Why communities of practice are important

According to Wenger (1998), communities of practice provide five critical functions. They:

  1. Educate by collecting and sharing information related to questions and issues of practice
  2. Support by organizing interactions and collaboration among members
  3. Cultivate by assisting groups to start and sustain their learning
  4. Encourage by promoting the work of members through discussion and sharing
  5. Integrate by encouraging members to use their new knowledge for real change in their own work.

Communities of practice are important as a professional learning strategy, because they have the potential to:

  • Connect people who might not otherwise have the opportunity to interact, either as frequently or at all.
  • Provide a shared context for people to communicate and share information, stories and personal experiences in a way that builds understanding and insight.
  • Enable dialogue between people who come together to explore new possibilities, solve challenging problems, and create new, mutually beneficial opportunities.
  • Stimulate learning by serving as a vehicle for authentic communication, mentoring, coaching, and self-reflection.
  • Capture and share existing knowledge to help people improve their practice by providing a forum to identify solutions to common problems and a process to collect and evaluate best practices.
  • Introduce collaborative processes to groups and organizations to encourage the free flow of ideas and exchange of information.
  • Help people organize around purposeful actions that develop tangible results.
  • Generate new knowledge to help people transform their practice to accommodate changes in needs and technologies. (Adapted from Cambridge, Kaplan & Suter)
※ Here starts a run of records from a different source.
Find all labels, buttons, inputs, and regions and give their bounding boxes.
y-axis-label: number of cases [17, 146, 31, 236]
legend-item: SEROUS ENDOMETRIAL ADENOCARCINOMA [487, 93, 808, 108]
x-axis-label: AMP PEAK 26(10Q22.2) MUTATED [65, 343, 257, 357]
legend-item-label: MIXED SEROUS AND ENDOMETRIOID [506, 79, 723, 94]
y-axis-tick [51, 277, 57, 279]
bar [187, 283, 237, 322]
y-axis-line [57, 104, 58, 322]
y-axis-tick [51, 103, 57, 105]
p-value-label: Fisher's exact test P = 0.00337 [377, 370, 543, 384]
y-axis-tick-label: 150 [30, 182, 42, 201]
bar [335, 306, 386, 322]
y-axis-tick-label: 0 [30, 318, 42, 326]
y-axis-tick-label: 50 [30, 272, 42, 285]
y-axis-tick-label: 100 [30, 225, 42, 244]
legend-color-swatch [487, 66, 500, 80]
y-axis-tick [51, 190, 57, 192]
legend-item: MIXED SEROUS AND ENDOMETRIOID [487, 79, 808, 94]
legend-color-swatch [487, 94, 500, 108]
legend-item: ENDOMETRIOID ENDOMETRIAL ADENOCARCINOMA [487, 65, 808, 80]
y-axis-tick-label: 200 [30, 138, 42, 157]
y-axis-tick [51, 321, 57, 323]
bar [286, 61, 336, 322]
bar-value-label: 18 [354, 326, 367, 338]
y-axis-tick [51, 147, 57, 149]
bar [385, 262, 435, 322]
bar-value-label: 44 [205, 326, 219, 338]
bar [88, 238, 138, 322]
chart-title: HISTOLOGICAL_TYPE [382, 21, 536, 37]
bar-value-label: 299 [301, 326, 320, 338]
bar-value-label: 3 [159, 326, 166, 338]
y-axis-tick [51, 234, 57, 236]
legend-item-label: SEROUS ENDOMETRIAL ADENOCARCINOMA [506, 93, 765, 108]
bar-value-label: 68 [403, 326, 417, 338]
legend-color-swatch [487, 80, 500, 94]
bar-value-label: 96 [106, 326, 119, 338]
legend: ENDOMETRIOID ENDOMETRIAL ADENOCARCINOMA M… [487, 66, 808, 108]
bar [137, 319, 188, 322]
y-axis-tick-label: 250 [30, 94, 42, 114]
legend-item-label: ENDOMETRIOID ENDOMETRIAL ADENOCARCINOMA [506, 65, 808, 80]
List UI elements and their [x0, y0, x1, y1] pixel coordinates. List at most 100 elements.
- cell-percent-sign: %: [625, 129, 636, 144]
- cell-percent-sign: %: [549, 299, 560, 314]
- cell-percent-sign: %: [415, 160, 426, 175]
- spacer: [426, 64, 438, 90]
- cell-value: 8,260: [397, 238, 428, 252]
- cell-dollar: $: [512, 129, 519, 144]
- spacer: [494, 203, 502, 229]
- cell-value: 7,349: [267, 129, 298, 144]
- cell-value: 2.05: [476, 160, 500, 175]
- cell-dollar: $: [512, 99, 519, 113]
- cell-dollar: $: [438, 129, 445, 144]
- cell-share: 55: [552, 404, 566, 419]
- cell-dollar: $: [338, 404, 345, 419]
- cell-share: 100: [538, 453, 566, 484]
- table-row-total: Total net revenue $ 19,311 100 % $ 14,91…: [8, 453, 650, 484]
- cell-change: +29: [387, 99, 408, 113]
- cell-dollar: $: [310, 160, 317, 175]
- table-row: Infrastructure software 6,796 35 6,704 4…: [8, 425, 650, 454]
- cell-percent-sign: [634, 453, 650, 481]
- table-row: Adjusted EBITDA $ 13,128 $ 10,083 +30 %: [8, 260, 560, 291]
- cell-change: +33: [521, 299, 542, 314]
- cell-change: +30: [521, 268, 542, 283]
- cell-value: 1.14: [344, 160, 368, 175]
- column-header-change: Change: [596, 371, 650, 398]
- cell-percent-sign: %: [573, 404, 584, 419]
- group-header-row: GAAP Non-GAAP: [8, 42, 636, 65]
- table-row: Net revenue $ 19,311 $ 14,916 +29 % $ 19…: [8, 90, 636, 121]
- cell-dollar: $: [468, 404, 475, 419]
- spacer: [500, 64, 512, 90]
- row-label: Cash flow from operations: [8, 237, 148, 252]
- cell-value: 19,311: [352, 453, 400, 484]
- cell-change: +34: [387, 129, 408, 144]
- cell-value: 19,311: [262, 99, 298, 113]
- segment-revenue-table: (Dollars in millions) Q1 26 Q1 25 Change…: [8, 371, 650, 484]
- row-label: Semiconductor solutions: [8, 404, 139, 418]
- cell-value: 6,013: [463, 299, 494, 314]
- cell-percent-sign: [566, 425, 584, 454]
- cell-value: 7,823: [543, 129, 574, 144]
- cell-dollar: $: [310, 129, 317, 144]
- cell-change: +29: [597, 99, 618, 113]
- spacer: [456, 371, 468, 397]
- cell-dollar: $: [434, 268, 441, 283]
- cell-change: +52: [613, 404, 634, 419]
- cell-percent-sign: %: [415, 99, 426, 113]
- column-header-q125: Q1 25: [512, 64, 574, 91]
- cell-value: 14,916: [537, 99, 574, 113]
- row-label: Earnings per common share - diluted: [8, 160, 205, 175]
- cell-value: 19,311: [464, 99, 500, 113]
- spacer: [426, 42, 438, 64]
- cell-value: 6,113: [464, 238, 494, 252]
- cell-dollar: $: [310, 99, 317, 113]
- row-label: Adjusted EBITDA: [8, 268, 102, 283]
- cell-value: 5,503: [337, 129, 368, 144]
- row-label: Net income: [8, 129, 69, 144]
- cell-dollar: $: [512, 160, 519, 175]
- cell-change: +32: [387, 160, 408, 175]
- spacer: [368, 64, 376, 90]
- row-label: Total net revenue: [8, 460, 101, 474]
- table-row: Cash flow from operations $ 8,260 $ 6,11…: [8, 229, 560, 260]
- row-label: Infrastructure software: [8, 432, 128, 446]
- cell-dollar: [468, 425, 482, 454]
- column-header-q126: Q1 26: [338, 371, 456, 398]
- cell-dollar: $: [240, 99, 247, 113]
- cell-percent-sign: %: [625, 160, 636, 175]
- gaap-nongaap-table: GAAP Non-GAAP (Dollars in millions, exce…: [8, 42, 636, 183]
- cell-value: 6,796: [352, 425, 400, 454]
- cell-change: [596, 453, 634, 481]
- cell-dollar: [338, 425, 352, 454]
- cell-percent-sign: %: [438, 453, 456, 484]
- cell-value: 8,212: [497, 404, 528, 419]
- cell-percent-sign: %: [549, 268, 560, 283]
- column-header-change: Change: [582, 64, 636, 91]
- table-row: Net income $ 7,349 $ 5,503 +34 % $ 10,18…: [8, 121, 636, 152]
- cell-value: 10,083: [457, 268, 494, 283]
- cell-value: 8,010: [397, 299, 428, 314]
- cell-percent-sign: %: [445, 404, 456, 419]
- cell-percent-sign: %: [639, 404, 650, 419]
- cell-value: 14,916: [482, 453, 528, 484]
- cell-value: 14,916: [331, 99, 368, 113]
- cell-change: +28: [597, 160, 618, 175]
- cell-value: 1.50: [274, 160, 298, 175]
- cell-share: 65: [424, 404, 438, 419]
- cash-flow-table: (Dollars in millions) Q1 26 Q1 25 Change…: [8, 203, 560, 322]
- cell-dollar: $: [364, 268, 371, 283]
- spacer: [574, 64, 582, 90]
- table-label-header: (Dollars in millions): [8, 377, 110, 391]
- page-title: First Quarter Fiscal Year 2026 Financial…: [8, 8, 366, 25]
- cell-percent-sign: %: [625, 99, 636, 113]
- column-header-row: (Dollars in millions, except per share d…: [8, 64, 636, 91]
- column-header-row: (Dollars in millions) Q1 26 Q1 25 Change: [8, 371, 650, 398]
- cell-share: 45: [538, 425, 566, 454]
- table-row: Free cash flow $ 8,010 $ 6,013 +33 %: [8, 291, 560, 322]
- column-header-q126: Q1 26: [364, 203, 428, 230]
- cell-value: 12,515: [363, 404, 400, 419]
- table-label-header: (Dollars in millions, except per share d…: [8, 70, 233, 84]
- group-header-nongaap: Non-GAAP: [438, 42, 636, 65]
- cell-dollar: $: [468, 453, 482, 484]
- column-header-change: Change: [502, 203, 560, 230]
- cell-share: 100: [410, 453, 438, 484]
The professional learning needs of educators are changing. Communities of practice offer a robust strategy for professional learning. Here is why:

  • Complex problems require more implicit knowledge, which cannot be codified.
  • Implicit knowledge can only be shared through conversations and observation.
  • Collaborative and distributed work is becoming the norm.
  • Knowledge sharing and narration of work make implicit knowledge more visible.
  • New ideas come from diverse networks, often from outside the organization.
  • Learning is part of work, not separate from it. Communities of practice enable the integration of work and learning.

The value of communities of practice is in the depth of participants’ reflection and inquiry, and how they put co-created knowledge to action in their local school community.